SOHW: So the jingle dress comes from the Anishinaabe people, who are also known as the Ojibwe people. This was a dream that came to an elder whose daughter was sick. And there are different versions of the story, but this is the version I was told. So I will share this. And so through his vision he saw the dress. And initially, tobacco box caps were used for the jingles. We use tobacco to pray, so it’s a prayer dance, basically. So the dress can have up to 365 jingles representing each day of the year. Not every jingle dress is like this. Now there are contemporary dancers in daring dresses. And it’s much more elegant than it was. So basically this is the dress. It’s a dress you dance in and it has bells that sound like rain when you dance. If you were to dance without a drum, it sounds like rain on a tin roof.
QC: The DC exhibit has a theme that is “New, Future, and Alternate Worlds.” So I’m wondering if you could describe how this theme fits into the work you just described?
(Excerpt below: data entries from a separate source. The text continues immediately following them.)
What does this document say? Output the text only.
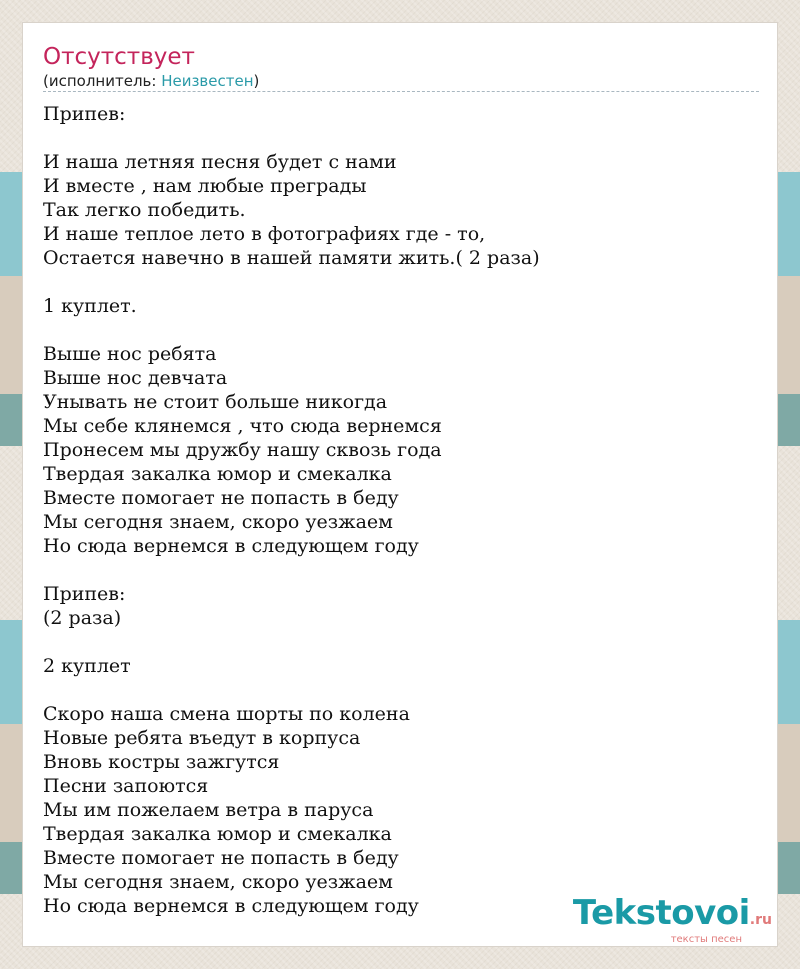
Отсутствует
(исполнитель: Неизвестен)
Припев:

И наша летняя песня будет с нами
И вместе , нам любые преграды
Так легко победить.
И наше теплое лето в фотографиях где - то,
Остается навечно в нашей памяти жить.( 2 раза)

1 куплет.

Выше нос ребята
Выше нос девчата
Унывать не стоит больше никогда
Мы себе клянемся , что сюда вернемся
Пронесем мы дружбу нашу сквозь года
Твердая закалка юмор и смекалка
Вместе помогает не попасть в беду
Мы сегодня знаем, скоро уезжаем
Но сюда вернемся в следующем году

Припев:
(2 раза)

2 куплет

Скоро наша смена шорты по колена
Новые ребята въедут в корпуса
Вновь костры зажгутся
Песни запоются
Мы им пожелаем ветра в паруса
Твердая закалка юмор и смекалка
Вместе помогает не попасть в беду
Мы сегодня знаем, скоро уезжаем
Но сюда вернемся в следующем году	Tekstovoi.ru
тексты песен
SOHW: What I associate with the new and alternate worlds is the fact that we as human beings need to get back to helping each other. And as always when we talk about praying about things or supporting each other, I think that’s something that’s been lost in the digital age. Right now, I feel like when you lose contact in the physical realm of another’s presence, it kind of separates people from each other. I feel like if you want to go back in time and see how the Shoshone people and the Arapaho people were… they used to be on the same reservation, but traditionally, you know, enemies. But that’s not what I want to focus on. What I want to focus on is even as a separate people, there has always been a home for our people. There wasn’t this concept of money, it was all more natural living. And so I feel like that’s what I want to bring back into the future of who we are. Not even just local people, but people in general. Sometimes nature can be very cruel. But it’s also there to help each other, like water supports trees, supports birds, helps feed our predators. So it’s a continuous cycle of regeneration. And that’s one thing I want to bring back through my artwork is to come back to the humanity of who we are, to come back to our family relationships and pray for each other.